# Need help identifying a plant



## Tamar (Feb 23, 2005)

Hello all,

This is a small shrub, long stems and each end is loaded with these red berries in clusters. Have no clue what they are, any ideas? The leaves have died off, but they have small green leaves that are pointed no teeth on them.

Thanks,
Tamar

Whoops, I forgot to add,
We live near Ava Missouri. We have four acres off the highway, and it grows all through the woods.
Thanks and sorry for omitting that


----------



## bare (May 10, 2002)

It's always best to give more information when requesting ID, like what area of the country you're in, did you find the plant in a field, forest, alongside a creek?

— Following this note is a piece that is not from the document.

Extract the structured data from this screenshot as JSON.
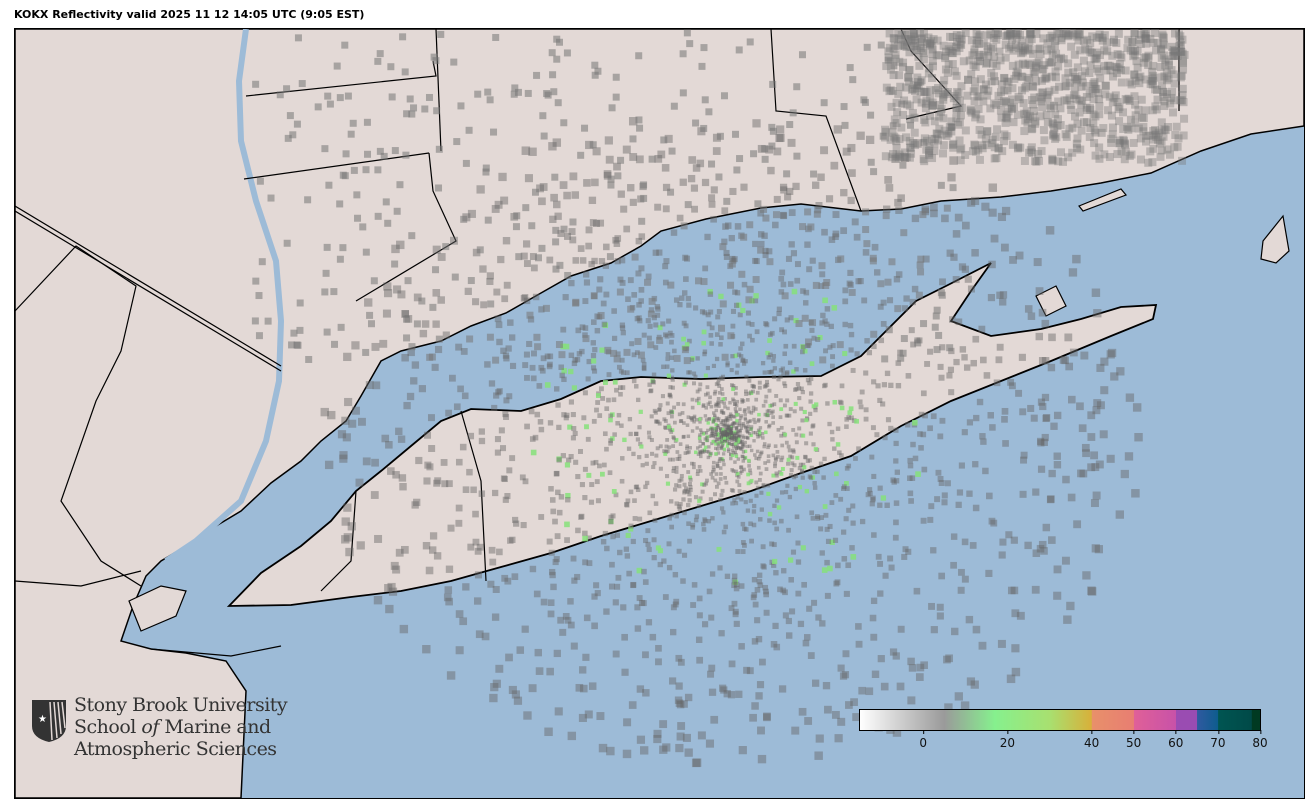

Looks similar to bunchberries found in N. Idaho though.


----------



## renee o'neill (May 10, 2002)

its a Calacarpa "Beauty Berry.They come in white also.


----------



## Tamar (Feb 23, 2005)

Hi,

I'll go outside and take better pictures. I don't think its calacarpa as the leaves are not like those long ones, these are very small leaves. Hopefully I'll still find something out there with leaves still?

Thanks...my biggest concern is having little ones, that they might be poisonous, we teach our children to stay away from all red berries to be safe though. I wondered when we get sheep or goats grazing, would they eat them? what are they? Anyways...hope to find soon  

My digital camera died, the ink in the LED screen seems to have exploded? We called the company and are eagerly awaiting our replacement by fedex...hurry fedex! Soon as I get the camera I'll be taking new pictures

Blessings,
Tamar


----------



## bob clark (Nov 3, 2005)

looks like "Buck Brush" to me. I dont know if that is its name everywhere but it is what we call it in Iowa


----------



## Tamar (Feb 23, 2005)

Greetings,

We found it, and it is 
Callicarpa americana
Common Name: American Beautyberry
http://www.grownative.org/index.cfm?fuseaction=plants.plantDetail&plant_id=80

Looks like Renee was right..the plants I saw online under that spelling showed a different berry, but this link shows the leaves and berrries to be what we have all over our property.

Blessings,
Tamar


----------



## Wildcrofthollow (Apr 20, 2005)

Hi,

the plant in the picture seems to be what I learned as "coralberry" or "buckbrush" Symphoriocarpos orbiculatus
It doesn't look like beauty berry (Callicarpa) which usually has purple or nearly blue berries (not that I've seen much of it, it doesnt grow here in the wild) So check out the coralberry thing. Also check to see if your berries are kinda lumpy looking if they are it is Symphoriocarpos.

Hope this helps

David


----------



## Randy Rooster (Dec 14, 2004)

Definately american beauty berry. They flower and set the berries on new growth every year. I have found they do their best if you cut them back to the ground every year and make all new growth.


----------



## woodspirit (Aug 3, 2005)

Definitely beautyberry (Callicarpa Japonica)
symphoricarpos has berries that can be squished and are larger and don't occur on the stem that way. I've been selling and installing them for almost 25 years.


----------



## caballoviejo (Sep 6, 2004)

woodspirit said:


> Definitely beautyberry (Callicarpa Japonica)
> symphoricarpos has berries that can be squished and are larger and don't occur on the stem that way. I've been selling and installing them for almost 25 years.


How about native and fairly common _Callicarpa americana_ ?


----------



## Grandmotherbear (May 15, 2002)

Beautyberry is edible but not appetizing- best left for the wilddlife.
Looks exactly like the beautyberry her in FL.


----------